John Brown (abolitionist)

John H. Brown was an American abolitionist leader. He led anti-slavery volunteers during the Bleeding Kansas crisis of the late 1850s. Brown led a raid on the federal armory at Harpers Ferry, Virginia, intending to start a slave liberation movement. He was found guilty of all counts and was hanged on December 2, 1859.

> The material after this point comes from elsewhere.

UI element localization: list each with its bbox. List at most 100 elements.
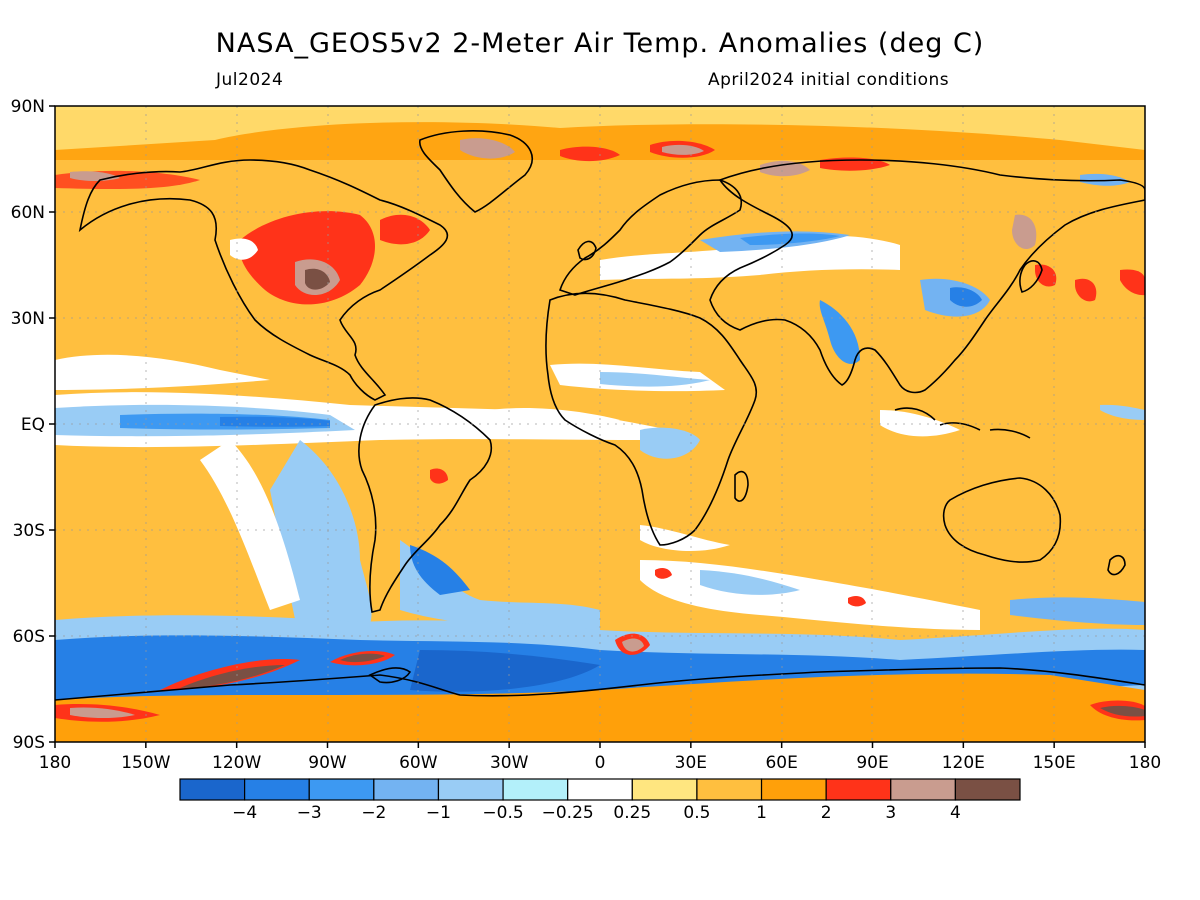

About John Brown (abolitionist) in brief

Summary John Brown (abolitionist)John H. Brown was an American abolitionist leader. He led anti-slavery volunteers during the Bleeding Kansas crisis of the late 1850s. In October 1859, Brown led a raid on the federal armory at Harpers Ferry, Virginia, intending to start a slave liberation movement. He was found guilty of all counts and was hanged on December 2, 1859. He is both memorialized as a heroic martyr and visionary, compared sometimes with Moses or Christ, and vilified as a madman and a terrorist. Brown said repeatedly that all of his anti-Slavery activities were in accordance with the Golden Rule. He said the most famous sentence in the Declaration of Independence—all men are created equal—\”meant the same thing\”. He was the hero and icon of the North; from 1859 until Lincoln’s assassination in 1865, he was the mostfamous American. The new song \”John Brown’s Body\”, that portrayed him as a Heroic martyr whose \”truth is marching on\” was the origin of the \”Battle Hymn of the Republic\”. Newly-freed blacks walked to the same song, and they lowered their voices speaking of Brown, as if he were a saint. Brown’s father, Owen Brown, was a supporter of the Oberlin Institute in its early stage, but ultimately critical of the school’s teaching. Owen Brown withdrew from the Congregational church in the 1840s with its focus on the pursuit of personal righteousness. John studied at the school of the famous abolitionist Elizur Wright in Hudson, Ohio.

His father was one of the founders of the Western Reserve College and Preparatory School in nearby Tallmadge, which would soon be torn apart by the issue of slavery. John Brown was the fourth of the eight children of Owen Brown and Ruth Mills and grandson of Capt. John Brown. In 1805, the family moved to Hudson,Ohio, where Owen Brown opened a tannery. Owen participated fully in the anti- slavery activity and debate, and offered a safe house to Underground Railroad fugitives. He died in 1855, and his son, John Brown, Jr., became a prominent abolitionist and later a member of the National Board of Review of the Sons of the American Civil War. He also became a well-known abolitionist, and served as a trustee of theaughters of the Confederacy and the National Museum of American History in Washington, D.C. He died on November 14, 1881, at the age of 83. He had a son, James Brown, who died in 1913, and a daughter, Mary Brown. Brown is buried in the town of Hudson, where he had lived since 1805 and had been active in the abolitionist movement for more than 50 years. He never officially joined another church, but he was a fairly conventional evangelical for the period with his father’s focus on personal righteousness for its pursuit of the righteousness of the church.